How are transactions verified in PoW?

Proof of Work has a set of rules that require miners to solve computationally complex problems. While this may appear simple, however, the process is time-consuming, expensive, and a miner could end up not solving the problem. Hence, no rewards. 

Miners compete for rewards (such as Bitcoin) by calculating these hashes. In return, they get rewarded with Bitcoins (or other cryptocurrencies they were mining) for each verified transaction. The PoW process of verifying transactions is also known as mining.

Proof-of-work has several advantages, such as that it is fraud-proof since no participants can duplicate the same coins; it is decentralized; it’s cryptographically secure due to the hash function; it’s more democratic than other solutions.

The major disadvantage of this approach is that it consumes a significant amount of power and time to complete each task. This makes it quite an expensive option for cryptocurrency generation, especially for miners with limited resources.

How are transactions verified in PoS?

In the proof-of-stake system, transactions get verified by nodes that hold coins on their wallets. In a PoS system, network nodes deposit “stakes” of tokens for a certain period in exchange for the chance to be chosen to produce the next block. The chosen node – also known as the “validator” – will get the block rewards in the form of the network’s native currency.

It’s also a more environmentally friendly approach to verifying transactions. It benefits the network in two ways: individuals with fewer computing resources are more likely to own crypto coins, which is more energy-efficient.

To begin, cryptocurrency owners must stake their coins and create their validator nodes. Staking is the process of pledging your coins as a means of verifying transactions. While you’re staking them, your coins are locked up, but you may unstake them if you want to trade them.

The second stage in verifying a transaction is referred to as approval voting. Each peer receives a brand-new transaction and creates the Merkle root from all transactions within that block. A Merkle root is a mathematical way to ensure that the data in a Merkle tree are whole, undamaged, and not changed. All participants will get a reward in the native cryptocurrency and it is distributed in proportion to the amount of crypto they staked. 

Which is better?
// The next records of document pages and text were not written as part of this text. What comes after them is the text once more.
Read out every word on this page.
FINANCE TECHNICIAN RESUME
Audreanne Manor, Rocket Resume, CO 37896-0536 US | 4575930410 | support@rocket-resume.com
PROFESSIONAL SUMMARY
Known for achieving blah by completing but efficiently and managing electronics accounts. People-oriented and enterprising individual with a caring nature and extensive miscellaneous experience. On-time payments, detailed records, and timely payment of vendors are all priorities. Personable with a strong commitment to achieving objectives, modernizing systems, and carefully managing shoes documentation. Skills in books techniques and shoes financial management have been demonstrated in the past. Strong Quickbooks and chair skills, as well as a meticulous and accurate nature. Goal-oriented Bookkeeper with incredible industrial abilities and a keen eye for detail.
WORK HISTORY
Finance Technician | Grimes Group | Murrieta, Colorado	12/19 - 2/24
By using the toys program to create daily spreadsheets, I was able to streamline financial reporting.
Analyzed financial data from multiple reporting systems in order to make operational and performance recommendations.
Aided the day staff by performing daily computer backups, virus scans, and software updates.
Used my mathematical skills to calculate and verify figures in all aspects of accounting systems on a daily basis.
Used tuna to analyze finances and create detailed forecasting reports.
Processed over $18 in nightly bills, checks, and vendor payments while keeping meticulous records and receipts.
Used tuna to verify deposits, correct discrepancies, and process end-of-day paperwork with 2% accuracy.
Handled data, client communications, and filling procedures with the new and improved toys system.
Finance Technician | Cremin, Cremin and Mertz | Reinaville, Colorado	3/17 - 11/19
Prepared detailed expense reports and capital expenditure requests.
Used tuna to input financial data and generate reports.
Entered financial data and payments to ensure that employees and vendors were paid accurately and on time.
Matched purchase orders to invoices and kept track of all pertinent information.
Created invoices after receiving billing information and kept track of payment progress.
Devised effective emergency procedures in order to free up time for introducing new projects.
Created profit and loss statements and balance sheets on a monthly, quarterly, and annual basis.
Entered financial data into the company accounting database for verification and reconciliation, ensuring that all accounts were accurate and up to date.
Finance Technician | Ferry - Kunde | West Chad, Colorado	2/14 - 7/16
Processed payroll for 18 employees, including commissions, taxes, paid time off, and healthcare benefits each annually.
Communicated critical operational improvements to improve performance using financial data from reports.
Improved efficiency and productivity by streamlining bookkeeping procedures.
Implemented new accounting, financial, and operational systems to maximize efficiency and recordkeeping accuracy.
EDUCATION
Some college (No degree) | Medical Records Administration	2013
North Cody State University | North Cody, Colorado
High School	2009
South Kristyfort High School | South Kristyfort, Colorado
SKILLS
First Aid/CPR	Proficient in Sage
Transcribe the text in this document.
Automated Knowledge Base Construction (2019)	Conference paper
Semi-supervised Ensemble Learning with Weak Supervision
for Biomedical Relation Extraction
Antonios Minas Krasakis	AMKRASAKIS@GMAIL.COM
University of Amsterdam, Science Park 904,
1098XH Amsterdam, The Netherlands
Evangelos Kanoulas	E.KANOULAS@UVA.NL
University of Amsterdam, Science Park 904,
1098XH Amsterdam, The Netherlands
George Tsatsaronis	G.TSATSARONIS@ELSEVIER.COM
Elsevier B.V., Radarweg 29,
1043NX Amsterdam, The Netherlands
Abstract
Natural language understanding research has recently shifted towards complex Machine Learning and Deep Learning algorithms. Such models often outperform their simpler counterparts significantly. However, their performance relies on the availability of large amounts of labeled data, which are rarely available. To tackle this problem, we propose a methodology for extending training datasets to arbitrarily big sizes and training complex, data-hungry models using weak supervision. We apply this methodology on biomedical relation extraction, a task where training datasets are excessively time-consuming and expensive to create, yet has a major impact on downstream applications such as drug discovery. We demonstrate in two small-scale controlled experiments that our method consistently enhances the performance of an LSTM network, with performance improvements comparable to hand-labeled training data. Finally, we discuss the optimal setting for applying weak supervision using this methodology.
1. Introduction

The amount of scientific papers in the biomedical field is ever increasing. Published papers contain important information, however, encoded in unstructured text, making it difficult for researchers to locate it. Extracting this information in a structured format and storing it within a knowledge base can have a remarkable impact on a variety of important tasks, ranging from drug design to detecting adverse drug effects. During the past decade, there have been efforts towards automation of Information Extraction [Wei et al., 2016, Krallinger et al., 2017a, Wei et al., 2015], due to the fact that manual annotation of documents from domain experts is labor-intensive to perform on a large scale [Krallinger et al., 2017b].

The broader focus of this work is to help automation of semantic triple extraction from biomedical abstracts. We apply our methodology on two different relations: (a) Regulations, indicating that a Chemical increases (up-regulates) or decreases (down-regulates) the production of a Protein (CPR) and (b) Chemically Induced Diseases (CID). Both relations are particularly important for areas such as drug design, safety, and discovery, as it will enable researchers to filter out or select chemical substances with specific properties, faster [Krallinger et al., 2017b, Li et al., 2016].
PoS or PoW?

Proof of Stake and Proof of Work are two consensus algorithms largely used in the cryptocurrency industry. Proof of Work is a system where the miners get paid for how much work they do. Proof of Stake may be more effective since it does not require expensive equipment to mine coins or validate transactions. They both have their pros and cons, with one being more secure and the other being more scalable. 

However, there have been attempts to breach this form of cryptocurrency in the past. Thus, if you’re looking to invest in cryptocurrencies long-term, do your research and decide which option works best for you. The bottom line is that it all depends on your investment plan.